PostNapisane: 20 marca 2019, o 08:07
przez Viperina
Na razie nie ma daty wydania szóstej części we Francji i nie pojawia się w zapowiedziach do lipca, co mnie dość martwi (do tej pory kolejne części wydawali co cztery miesiące mniej więcej). Doczytałam, że ósma część ma być o Sebastianie Montcrieffie, który na razie (do piątej części włącznie) nie pojawił się jeszcze. Szkoda, bo liczyłam na Cullema i Alison.
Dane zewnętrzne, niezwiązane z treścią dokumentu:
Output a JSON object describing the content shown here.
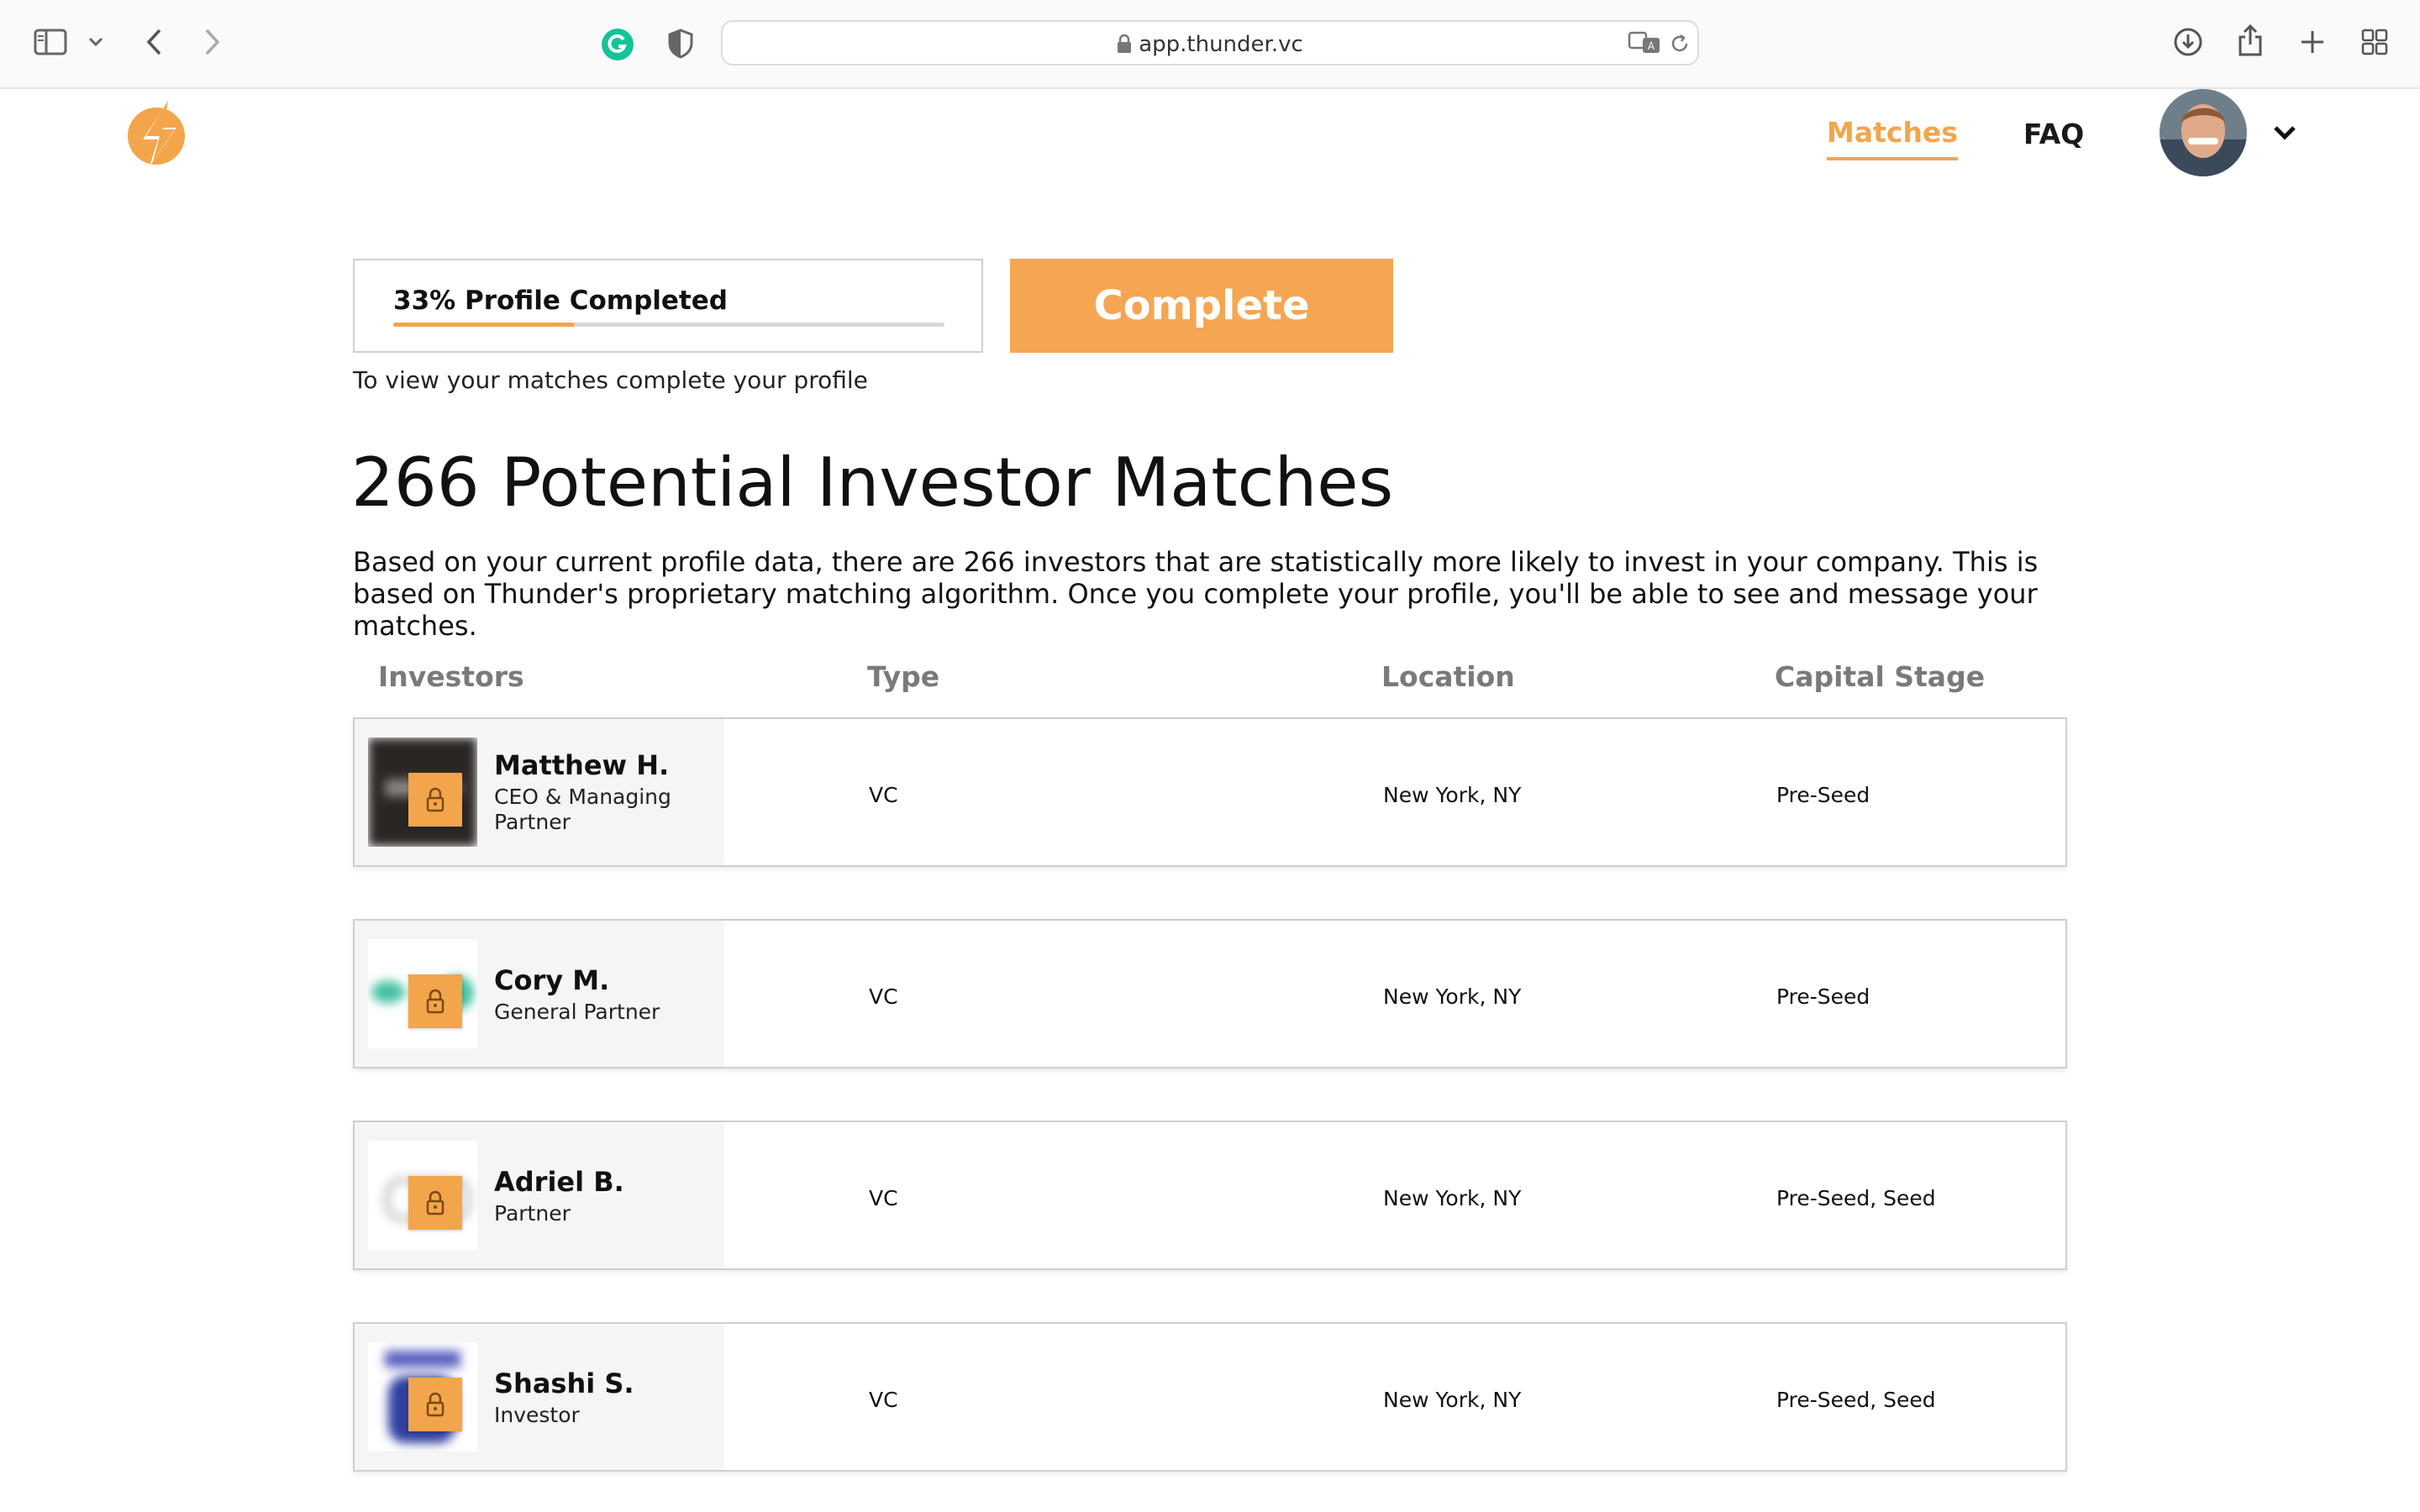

Przydałaby się część o córce Hamisha MacKenzie ;)

Jestem rozczarowana tą piątą częścią, może nie aż tak bardzo, bo wiedziałam, że szału nie będzie, tym niemniej szkoda, bo ta historia mogła się udać, trzeba byłoby tylko nieco przekonstruować bohaterów, zwłaszcza ją,
Spoiler:

PostNapisane: 21 marca 2019, o 16:16
przez Alias
To ma być jeszcze 8 część? Myślałam, że na Morleyu się skończy. Szczególnie, że zaczyna pisać następną serię. Nie to żeby mnie to zmarwiło :rotfl:
Sebastian? Dlaczego ja go nie pamiętam z 6 części? :mysli:

PostNapisane: 22 marca 2019, o 09:21
przez Viperina
Alias napisał(a):To ma być jeszcze 8 część? Myślałam, że na Morleyu się skończy. Szczególnie, że zaczyna pisać następną serię. Nie to żeby mnie to zmarwiło :rotfl:
Sebastian? Dlaczego ja go nie pamiętam z 6 części? :mysli:


Może Sebastian to pseudo Cullema, wszak była mowa o tym, że w międzyczasie Cullem wylądował w USA celem odnalezienia Alison, tylko coś im nie poszło. Więc kto wie.

PostNapisane: 4 października 2019, o 17:46
przez Viperina
Alias napisał(a):To ma być jeszcze 8 część? Myślałam, że na Morleyu się skończy. Szczególnie, że zaczyna pisać następną serię. Nie to żeby mnie to zmarwiło :rotfl:
Sebastian? Dlaczego ja go nie pamiętam z 6 części? :mysli:

Alias, Sebastian Moncrieff występuję w szóstej części jako ktoś na kształt pierwszego oficera. Obstawiam, że w swojej części będzie w parze z Veroniką, brązową Lorelei.